065:A Sparrow In Winter
1291年、ワイド。ディアナは身重の身体で庭に出ていた。
冬の空気は冷たいが、今日はよく晴れていて日差しは暖かく、青い空はどこまでも高い。
「あーあ、あの人はどこに行っちゃったのかしら?綺麗な女の人を追いかけて…
もうすぐいよいよあの人との赤ちゃんも生まれるっていうのに、いったいどこをほっつき歩いているのかしら…しょうがないパパね?」
ディアナはそうお腹の中の赤ん坊に語りかけると、大きなお腹を撫でた。
「でもね、あれでいいところもあるのよ…何だかんだいって頼りになるし優しいし、それにとっても強くてカッコいいの。
あなたもきっと自慢のパパに思うこと間違いなしよ」
ディアナがゆっくりと庭を歩いていると雀が必死に地面をつついていた。
食べ物の少ない冬に、雀はほとんど何も落ちてないような地面を飛び跳ねてはつつき、飛び跳ねてはつつきを繰り返している。
「あらあら…お腹がすいているのかしら?」
ディアナはふと思いつくと裏口から厨房に戻り、パンくずを雀の足元に零した。
「少しだけどお食べなさいな」
雀はチュンチュンと鳴きながらパンくずで腹を満たし、どこかに飛んでいった。
翌日、産気づいたディアナは一人の女の子を出産した。
子供はヴァージニアと名づけられた。何故か彼女の生まれた日、外では雀がしきりに騒いでいた。
「何かあったのかしら?」
ディアナが出産の手伝いに来ていた近所の女性に尋ねると、彼女は外をわざわざ見てくれた。

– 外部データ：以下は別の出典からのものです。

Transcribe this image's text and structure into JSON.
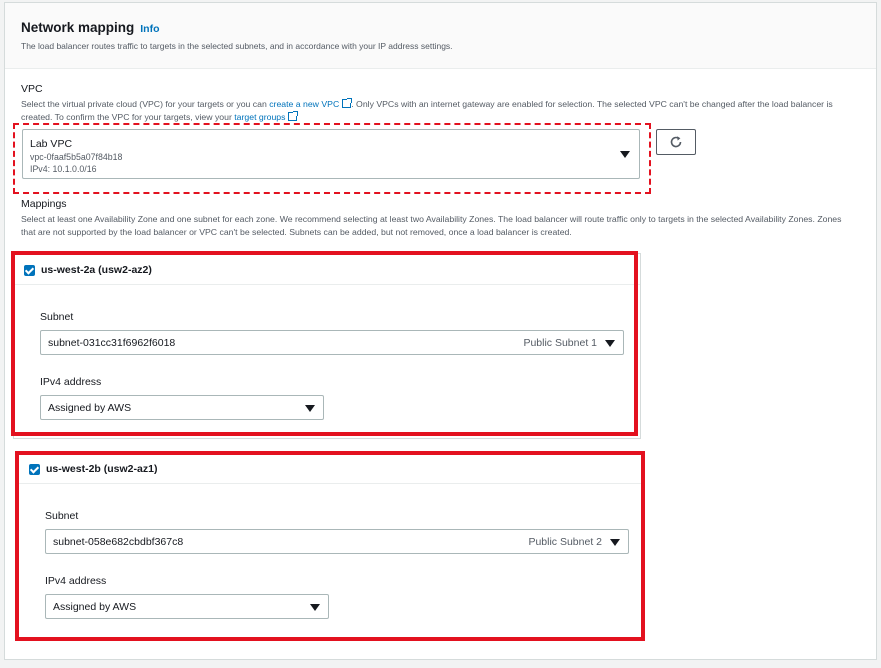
{
  "section": {
    "title": "Network mapping",
    "info": "Info",
    "description": "The load balancer routes traffic to targets in the selected subnets, and in accordance with your IP address settings."
  },
  "vpc": {
    "label": "VPC",
    "desc_part1": "Select the virtual private cloud (VPC) for your targets or you can ",
    "create_link": "create a new VPC",
    "desc_part2": ". Only VPCs with an internet gateway are enabled for selection. The selected VPC can't be changed after the load balancer is created. To confirm the VPC for your targets, view your ",
    "target_link": "target groups",
    "selected_name": "Lab VPC",
    "selected_id": "vpc-0faaf5b5a07f84b18",
    "selected_cidr": "IPv4: 10.1.0.0/16"
  },
  "mappings": {
    "label": "Mappings",
    "description": "Select at least one Availability Zone and one subnet for each zone. We recommend selecting at least two Availability Zones. The load balancer will route traffic only to targets in the selected Availability Zones. Zones that are not supported by the load balancer or VPC can't be selected. Subnets can be added, but not removed, once a load balancer is created.",
    "zones": [
      {
        "name": "us-west-2a (usw2-az2)",
        "checked": true,
        "subnet_label": "Subnet",
        "subnet_id": "subnet-031cc31f6962f6018",
        "subnet_name": "Public Subnet 1",
        "ip_label": "IPv4 address",
        "ip_value": "Assigned by AWS"
      },
      {
        "name": "us-west-2b (usw2-az1)",
        "checked": true,
        "subnet_label": "Subnet",
        "subnet_id": "subnet-058e682cbdbf367c8",
        "subnet_name": "Public Subnet 2",
        "ip_label": "IPv4 address",
        "ip_value": "Assigned by AWS"
      }
    ]
  },
  "colors": {
    "accent": "#0073bb",
    "highlight": "#e3111f"
  }
}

窓から外を覗いても別段変わった事はなく。けれどディアナは何だか胸騒ぎを覚えた。
数日後。
その日も同じように、降るように雀の鳴き声が響いていた。
ディアナは揺りかごをソファに乗せて自分はその隣に座り、ヴァージニアを寝かしつけていた。
そうこうしているうちに自分も何だか眠気を覚えてうとうとと眠りに落ちていった。そしてディアナは夢を見た。
「ディアナ…」
よく響く、男の声が聞こえた。それは懐かしい響き…彼女の夫、リチャードの声だ。
「ごめん」
夫は…リチャードは項垂れるように頭を下げた。
『何のこと?』
ディアナは問うた。けれど彼女の声は透明で、夫の耳には届いてないようで。リチャードはもう一度言った。
「本当にごめんな」
リチャードは拳を握り締めた。
「オレは…もうだめだ。もう君にもオヤジにも…生まれてくる子供にも会えない。
ワイドに無理やり行かせた事…君は怒ってるかもしれないが、危険な目にあわせたくなかったんだ」
『待ってよ、何の事を言ってるの、リッチ?』
「こうするしか方法が無い。オレは…に身体を乗っ取られたんだ。このままじゃオレはオレでなくなってしまう」
それまでリチャードの姿しか浮かび上がっていなかった光景に、ぱっと明かりが差したように背景が浮き上がった。
見たことも無い場所に夫はいる。毒々しい色の虫の羽、半透明の繭。悪い夢そのもののような世界。
「片をつけなきゃいけないんだ。終わらせなきゃいけない。約束、守れなくてごめん。…本当に残念だ。…ディアナ…愛してる」
リチャードはそこまで言うと地面を蹴った。昏(くら)い淵へ、リチャードの姿が消えていく。
『!!』
ディアナは声にならない叫び声をあげた。
「あ…」
ふと目を覚ますと、降り注ぐように響いていた雀の鳴き声もぴたりと止んでいた。
窓辺に目をやると、ディアナを見つめていた一羽の雀がぱっと飛び立った。
それと同時に、うっすらと感じられたよく知ったアニマもふっと消えた。
悪夢を思い出してディアナの目から大粒の涙がこぼれ始めた。
「うっ…ううっ…」
堪えようとしてもぼろぼろと涙がこぼれてくる。離れたところで本を読んでいたウィルが驚いて、ディアナに駆け寄った。
「どうしたんじゃ、ディアナ!?」
「おじいちゃん、リッチが…!」
ディアナは長い睫毛に露を宿し、今見た夢を語った。
「―――!」
ウィルは声も無く呻いた。
去ったはずの冬の雀が、静かに窓からその様子を見守っていた。
夢、って結構暗示的。
まして「アニマ」という特殊な概念をもつこの世界ではますます、何かを「感じ取る」事が多いんじゃないかな。